Family caregivers don't have that option- and they need it. They need respite on a regular basis. They need compensation, especially the full-time caregivers. There is a huge move underway in the past few decades to stop warehousing people who are ill or disabled, and instead meet their needs wherever they are in the community. It's more cost-effective, and more humanizing. One study places the value of informal caregiving, the work female family caregivers do every day, at $196 billion. If a Medicaid program is willing to pay $70,000/year for nursing home care, why not pay a full-time family caregiver $25,000/year, plus an allowance for regular respite care? If there are so many of us taking on this extra load, why aren't we uniting to ensure that our needs are met as well?
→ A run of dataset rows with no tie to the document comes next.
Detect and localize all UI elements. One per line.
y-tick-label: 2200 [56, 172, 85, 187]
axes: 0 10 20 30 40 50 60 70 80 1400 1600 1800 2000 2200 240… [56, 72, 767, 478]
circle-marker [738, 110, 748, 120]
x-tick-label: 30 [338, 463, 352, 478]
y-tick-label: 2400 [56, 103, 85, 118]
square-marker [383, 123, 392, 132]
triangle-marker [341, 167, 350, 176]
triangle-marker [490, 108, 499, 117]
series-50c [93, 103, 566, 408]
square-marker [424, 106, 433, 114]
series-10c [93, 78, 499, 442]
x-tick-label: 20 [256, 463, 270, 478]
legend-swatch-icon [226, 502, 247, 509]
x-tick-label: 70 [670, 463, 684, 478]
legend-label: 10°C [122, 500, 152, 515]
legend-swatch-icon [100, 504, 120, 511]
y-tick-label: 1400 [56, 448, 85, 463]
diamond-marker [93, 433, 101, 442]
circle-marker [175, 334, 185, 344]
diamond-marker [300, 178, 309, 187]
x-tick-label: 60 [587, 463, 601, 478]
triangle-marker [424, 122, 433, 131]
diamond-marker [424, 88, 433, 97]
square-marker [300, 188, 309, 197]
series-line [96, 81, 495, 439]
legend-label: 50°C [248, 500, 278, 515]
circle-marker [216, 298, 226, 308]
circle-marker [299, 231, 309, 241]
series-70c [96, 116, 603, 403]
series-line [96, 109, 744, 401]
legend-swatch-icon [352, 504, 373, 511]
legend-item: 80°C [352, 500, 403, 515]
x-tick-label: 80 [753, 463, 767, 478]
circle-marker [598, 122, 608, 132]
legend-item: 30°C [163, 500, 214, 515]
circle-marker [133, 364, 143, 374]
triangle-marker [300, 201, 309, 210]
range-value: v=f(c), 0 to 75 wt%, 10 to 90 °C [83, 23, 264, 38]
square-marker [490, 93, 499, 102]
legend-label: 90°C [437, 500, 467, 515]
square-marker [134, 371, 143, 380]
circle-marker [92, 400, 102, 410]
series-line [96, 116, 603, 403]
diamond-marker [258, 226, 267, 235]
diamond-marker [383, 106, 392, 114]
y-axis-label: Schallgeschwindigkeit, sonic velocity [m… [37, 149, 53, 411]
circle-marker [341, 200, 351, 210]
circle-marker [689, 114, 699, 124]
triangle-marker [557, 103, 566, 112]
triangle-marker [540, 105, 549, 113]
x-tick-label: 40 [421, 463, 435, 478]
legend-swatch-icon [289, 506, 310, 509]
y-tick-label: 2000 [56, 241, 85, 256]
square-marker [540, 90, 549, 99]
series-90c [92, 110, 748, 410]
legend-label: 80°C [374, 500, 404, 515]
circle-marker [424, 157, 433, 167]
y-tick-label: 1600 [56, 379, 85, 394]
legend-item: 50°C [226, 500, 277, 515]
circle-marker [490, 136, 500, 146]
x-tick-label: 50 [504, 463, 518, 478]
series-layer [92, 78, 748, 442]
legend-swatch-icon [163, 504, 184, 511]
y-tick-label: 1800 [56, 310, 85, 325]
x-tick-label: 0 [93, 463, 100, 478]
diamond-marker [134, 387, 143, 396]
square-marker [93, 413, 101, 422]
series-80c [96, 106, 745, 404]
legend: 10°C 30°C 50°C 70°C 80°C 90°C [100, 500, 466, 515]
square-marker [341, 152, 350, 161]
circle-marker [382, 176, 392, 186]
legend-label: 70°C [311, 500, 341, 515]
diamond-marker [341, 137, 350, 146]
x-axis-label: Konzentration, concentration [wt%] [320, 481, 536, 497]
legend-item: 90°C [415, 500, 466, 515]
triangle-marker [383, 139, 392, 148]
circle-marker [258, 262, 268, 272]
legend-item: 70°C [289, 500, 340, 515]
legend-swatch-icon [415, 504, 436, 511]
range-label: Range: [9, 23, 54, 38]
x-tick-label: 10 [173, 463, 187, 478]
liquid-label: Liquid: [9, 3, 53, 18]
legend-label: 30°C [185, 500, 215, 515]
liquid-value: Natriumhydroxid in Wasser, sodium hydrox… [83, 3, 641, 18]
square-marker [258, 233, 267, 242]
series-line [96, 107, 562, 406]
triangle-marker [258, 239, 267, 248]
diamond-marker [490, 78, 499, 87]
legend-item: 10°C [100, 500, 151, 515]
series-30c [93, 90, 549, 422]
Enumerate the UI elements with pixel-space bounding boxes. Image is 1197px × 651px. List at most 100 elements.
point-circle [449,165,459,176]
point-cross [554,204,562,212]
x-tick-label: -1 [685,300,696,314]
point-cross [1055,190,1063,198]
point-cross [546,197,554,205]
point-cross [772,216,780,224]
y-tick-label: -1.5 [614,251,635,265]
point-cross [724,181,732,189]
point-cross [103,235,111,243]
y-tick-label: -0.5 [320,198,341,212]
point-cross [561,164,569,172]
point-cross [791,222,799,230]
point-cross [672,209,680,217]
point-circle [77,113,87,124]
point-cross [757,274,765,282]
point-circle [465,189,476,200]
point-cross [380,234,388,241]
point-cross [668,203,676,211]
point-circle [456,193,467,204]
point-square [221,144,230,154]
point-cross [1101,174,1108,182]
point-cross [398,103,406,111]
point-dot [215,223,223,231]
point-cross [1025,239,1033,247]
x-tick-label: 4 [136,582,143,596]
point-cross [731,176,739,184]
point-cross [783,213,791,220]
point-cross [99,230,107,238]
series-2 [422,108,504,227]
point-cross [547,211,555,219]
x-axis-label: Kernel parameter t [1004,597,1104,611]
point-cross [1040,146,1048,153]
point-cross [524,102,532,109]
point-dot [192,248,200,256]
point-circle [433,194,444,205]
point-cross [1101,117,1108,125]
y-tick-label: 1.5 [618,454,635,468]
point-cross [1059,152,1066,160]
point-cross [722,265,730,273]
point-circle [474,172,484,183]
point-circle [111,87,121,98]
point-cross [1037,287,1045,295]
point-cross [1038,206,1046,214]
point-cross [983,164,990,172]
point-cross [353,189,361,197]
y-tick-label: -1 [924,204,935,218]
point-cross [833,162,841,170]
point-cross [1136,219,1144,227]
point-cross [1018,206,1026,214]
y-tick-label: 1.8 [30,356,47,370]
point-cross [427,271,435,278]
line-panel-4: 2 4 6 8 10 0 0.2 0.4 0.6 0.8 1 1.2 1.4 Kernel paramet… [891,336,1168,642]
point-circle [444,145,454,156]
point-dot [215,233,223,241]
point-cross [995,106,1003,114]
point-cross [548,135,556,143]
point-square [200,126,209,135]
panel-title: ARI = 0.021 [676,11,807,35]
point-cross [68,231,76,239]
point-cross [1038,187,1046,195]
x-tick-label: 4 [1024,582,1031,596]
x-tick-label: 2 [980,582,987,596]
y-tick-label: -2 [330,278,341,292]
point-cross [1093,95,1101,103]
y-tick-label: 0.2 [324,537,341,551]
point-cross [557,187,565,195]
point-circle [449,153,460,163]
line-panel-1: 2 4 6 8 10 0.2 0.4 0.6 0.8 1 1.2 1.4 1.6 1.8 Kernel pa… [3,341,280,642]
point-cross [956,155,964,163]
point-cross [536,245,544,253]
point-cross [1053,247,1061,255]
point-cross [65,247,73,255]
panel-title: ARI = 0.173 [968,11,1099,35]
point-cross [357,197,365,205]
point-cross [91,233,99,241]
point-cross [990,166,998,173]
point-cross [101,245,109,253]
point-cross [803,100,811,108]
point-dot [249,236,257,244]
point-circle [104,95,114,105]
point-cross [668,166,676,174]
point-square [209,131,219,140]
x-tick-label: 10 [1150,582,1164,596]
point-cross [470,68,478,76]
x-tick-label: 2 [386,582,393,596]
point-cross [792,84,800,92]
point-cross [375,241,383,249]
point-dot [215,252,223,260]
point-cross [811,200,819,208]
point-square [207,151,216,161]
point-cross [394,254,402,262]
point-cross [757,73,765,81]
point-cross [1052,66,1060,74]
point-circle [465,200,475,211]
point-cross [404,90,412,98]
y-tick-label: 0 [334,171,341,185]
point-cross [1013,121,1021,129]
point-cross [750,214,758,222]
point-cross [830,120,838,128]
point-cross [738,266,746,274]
Most of us don't plan on becoming a caregiver of this magnitude. However, life happens, and a child is born sick, or a spouse is seriously injured in an accident, or a parent develops dementia. Letting the ball drop is simply unacceptable, and we find ourselves adding the responsibility. It can be easy to say, "let them shift for themselves", but that day may come when you must be on the receiving end. Would you rather live at home with your family, or in a group home or nursing home, with strangers attending to your basic needs?

8 comments:

phylly3 said...

Thank you for the acknowledgment, I needed to hear that today. After a great marriage of 36 years, I lost my husband 3.5 years ago after a 17 month battle of spinal and brain cancer. Prior to his illness we had moved my mom who had undergone 3 bypasses, an artificial heart valve replacement, and pace making defribilator in to our home. Today she is 81 and in fast decline, but in a comfortable, loving place with me. My health has been in decline, painful sensory neuropathy hands and feet, charcot neuropathy and the subsequent loss of a portion of one foot, yet I am still managing to care for my mom. My siblings, much younger have careers and little interest in giving me respite. My only sister lives 2 hours away, and my brother, an executive lives 5 houses down the street but is rarely home. He is the youngest, by 13 years and does not cope well with her infirmity.

My mom does not like strangers caring for her, does not drive or travel and has become very spoiled. I realize it it my fault, but I am feeling the stress and it is taking it's toll on me fast. But if not for me who. Her monthly SS income would not begin to cover adequate long term care. It barely covers her many expensive heart meds and copayments.

Thank you for pointing out the difficulties of caring for ill family members, many much worse than my situation.

Kristin said...

Great acknowledgment of an often thankless job.

Martha said...

Great post, thanks, dear Mrs.Spock.

Kami said...

Yes. I most definitely would want the resources to be a caregiver in my home (or the other person's) or be cared for at home.

It seems so obvious.

Thanks for sharing your experiences. The stories had me in tears.

battynurse said...

Fantastic post. So very true.

MLO said...

Unfortunately, the reasons for no longer warehousing is almost completely about cost savings - not the benefit of the patient. Policymakers will never ever consider what women do "in the home" as vital.

They have successfully gotten people to believe taxes are bad.

The majority of people have no critical thinking skills. They don't see the connection between taxes and services. They only know they are paying more taxes than they want to. It would take a rise in taxes on the wealthy - which certain evil politicians have convinced people means "middle class" - to fund such a thing.

We have returned to the 19th century. Ask any history buff.

Yes, I'm cynical. I have seen too much of the seedier side of humanity to believe people are willing to actually fix this.

MrsSpock said...

Phylly3, thank you for sharing your story. I am sorry you are having to bear so many burdens without adequate respite.

MLO, I am afraid that you are all too right. I don't think policymakers will care to fix this anytime soon.

calliope said...

amazing post. I also appreciate your kindness and appreciation of full time care givers. In the nearly 7 years that I cared for my Grandmother I was shocked by how few resources there were for me. I wish there was a caregivers union!